A block of mass $ 0.1kg $ is held against a wall by applying a horizontal force of $ 5N $ on the block. If the coefficient of friction between the block and the wall is $ 0.5 $ , Find the magnitude of the frictional force acting on the block is.

Answer 1

Hint :Use the condition for static equilibrium of the block to find the frictional force acting on it. Condition for equilibrium is given by, $ {F_{net}} = 0 $ . For a body in rest frictional force acting is $ f = \mu N $ where $ \mu $ is the coefficient of static friction and $ N $ is the normal force by the surface the body is placed.

Complete Step By Step Answer:
We know if a body is in equilibrium that means either moving with constant velocity or is at rest then, net force acting on it is zero. $ {F_{net}} = 0 $ .
Here, we have a block held on a wall. So, the net force acting on the block must be zero since the block is static.
Now, the block is being given a force of normally. Hence, the normal force given by the surface of the wall will also be $ 5N $ .
Now, we can see, vertically on the block there are two forces acting on the block. First one is the gravitational pull of the earth and the other is the frictional force.
Here we have the gravitational pull, $ mg = 0.1 \times 9.8 = 0.98N $ . The maximum frictional force that can act on the body is,
 $ {f_{\max }} = {\mu _s}N $ .
Putting the values of $ \mu = 0.5 $ and $ N = 5 $ we get , $ {f_{\max }} = 0.5 \times 5 = 2.5N $ .

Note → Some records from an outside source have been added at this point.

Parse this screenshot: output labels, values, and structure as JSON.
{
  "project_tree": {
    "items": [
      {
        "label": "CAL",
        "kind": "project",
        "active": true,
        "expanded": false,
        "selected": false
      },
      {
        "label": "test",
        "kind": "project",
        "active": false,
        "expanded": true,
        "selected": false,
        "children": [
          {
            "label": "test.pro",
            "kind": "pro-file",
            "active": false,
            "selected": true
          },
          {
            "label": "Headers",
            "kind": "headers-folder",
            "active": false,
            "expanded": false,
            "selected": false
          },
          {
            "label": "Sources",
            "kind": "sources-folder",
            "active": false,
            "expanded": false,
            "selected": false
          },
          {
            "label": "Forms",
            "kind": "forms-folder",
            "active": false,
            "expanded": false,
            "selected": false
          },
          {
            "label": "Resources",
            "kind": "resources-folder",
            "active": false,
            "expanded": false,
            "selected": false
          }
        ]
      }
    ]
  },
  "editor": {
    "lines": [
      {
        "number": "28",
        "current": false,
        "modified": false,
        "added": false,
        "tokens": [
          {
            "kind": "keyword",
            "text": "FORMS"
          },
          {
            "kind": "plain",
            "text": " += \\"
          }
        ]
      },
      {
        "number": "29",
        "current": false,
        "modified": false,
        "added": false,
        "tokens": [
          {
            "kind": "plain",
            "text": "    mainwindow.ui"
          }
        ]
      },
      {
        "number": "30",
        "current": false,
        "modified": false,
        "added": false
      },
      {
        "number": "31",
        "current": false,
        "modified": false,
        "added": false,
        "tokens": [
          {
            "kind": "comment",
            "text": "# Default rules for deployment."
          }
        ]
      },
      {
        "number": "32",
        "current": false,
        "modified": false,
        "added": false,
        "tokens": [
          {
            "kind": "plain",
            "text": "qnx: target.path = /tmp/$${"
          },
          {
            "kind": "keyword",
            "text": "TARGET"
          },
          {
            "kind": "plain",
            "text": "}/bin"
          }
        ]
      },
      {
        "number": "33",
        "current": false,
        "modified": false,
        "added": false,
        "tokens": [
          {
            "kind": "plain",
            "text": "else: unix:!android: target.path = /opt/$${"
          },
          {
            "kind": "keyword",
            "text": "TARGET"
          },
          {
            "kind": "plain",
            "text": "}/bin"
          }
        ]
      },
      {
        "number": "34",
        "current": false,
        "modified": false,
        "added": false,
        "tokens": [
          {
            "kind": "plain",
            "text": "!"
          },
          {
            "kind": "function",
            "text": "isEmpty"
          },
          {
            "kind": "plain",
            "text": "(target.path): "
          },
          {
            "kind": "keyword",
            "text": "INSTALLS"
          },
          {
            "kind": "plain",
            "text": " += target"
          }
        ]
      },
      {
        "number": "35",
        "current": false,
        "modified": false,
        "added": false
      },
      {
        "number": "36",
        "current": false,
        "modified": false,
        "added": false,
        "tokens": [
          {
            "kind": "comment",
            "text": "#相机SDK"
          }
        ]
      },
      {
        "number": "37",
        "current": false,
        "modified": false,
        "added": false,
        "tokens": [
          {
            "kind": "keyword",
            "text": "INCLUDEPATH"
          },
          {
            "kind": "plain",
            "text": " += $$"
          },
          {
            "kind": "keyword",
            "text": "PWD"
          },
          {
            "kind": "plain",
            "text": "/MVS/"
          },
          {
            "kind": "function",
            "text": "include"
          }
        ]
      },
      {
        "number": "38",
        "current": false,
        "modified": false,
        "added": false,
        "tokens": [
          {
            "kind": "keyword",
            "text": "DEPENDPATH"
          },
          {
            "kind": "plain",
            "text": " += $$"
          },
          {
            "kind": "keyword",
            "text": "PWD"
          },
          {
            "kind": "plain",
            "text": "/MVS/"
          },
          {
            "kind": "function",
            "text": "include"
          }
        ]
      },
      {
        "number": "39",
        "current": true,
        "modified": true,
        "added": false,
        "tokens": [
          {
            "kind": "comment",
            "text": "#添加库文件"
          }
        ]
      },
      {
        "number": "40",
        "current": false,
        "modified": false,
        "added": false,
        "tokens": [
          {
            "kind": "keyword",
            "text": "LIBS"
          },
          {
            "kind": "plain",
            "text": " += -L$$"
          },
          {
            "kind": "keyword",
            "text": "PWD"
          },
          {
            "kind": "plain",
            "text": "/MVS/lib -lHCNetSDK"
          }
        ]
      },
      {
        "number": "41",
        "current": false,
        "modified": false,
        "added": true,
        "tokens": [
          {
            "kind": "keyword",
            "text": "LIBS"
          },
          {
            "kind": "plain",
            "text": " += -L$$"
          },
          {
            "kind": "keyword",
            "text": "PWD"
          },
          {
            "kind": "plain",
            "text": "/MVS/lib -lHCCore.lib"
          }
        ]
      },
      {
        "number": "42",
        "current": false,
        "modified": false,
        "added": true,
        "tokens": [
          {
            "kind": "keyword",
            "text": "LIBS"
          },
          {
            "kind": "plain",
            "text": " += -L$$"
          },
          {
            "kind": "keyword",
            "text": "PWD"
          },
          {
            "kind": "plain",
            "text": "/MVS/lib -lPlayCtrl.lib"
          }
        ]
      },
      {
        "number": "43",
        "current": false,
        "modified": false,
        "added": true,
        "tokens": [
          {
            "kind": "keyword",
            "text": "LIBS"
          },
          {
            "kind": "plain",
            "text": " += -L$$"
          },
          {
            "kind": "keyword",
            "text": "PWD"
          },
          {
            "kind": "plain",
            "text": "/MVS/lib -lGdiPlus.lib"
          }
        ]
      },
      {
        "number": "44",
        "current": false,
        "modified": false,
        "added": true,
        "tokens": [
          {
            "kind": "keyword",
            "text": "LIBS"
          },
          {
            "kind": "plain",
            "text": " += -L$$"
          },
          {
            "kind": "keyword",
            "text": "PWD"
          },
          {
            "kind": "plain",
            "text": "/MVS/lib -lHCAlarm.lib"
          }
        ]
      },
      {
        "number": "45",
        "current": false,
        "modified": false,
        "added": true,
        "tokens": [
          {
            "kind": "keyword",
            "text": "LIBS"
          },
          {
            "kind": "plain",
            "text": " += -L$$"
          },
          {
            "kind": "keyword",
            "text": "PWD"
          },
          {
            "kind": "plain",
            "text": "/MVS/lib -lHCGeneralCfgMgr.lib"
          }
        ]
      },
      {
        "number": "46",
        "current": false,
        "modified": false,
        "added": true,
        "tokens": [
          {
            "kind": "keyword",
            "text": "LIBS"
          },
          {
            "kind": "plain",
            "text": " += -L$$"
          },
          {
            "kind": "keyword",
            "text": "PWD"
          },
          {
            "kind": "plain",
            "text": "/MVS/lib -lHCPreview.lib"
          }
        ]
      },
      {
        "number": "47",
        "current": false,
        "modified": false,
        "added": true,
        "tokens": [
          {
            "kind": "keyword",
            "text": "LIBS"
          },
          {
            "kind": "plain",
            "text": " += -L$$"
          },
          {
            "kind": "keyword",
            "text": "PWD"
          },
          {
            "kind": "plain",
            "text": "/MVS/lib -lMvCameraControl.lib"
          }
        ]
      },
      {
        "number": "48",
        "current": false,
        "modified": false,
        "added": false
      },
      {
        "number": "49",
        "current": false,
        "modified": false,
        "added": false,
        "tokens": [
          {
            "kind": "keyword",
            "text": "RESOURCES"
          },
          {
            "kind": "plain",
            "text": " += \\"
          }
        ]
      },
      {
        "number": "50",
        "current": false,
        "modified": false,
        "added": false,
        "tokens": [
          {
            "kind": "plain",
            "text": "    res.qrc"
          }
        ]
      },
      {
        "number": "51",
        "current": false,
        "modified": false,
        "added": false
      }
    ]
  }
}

Now, we can see that, $ {f_{\max }} > mg $ . If there is a net force then there will be motion of the block but here that is not possible. Here, the static frictional force must be equal to the weight or the gravitational pull.
So, the frictional force acting on the body must be equal to the weight of the body.
Hence, frictional force acting on the body is $ 0.98N $ .

Note :
Here we can see that frictional force has a larger available value but frictional force acting on it is different. So, how is that possible?. Actually, the static coefficient of friction actually takes a suitable value between $ 0 < {\mu _s} < 0.5 $ to balance the force.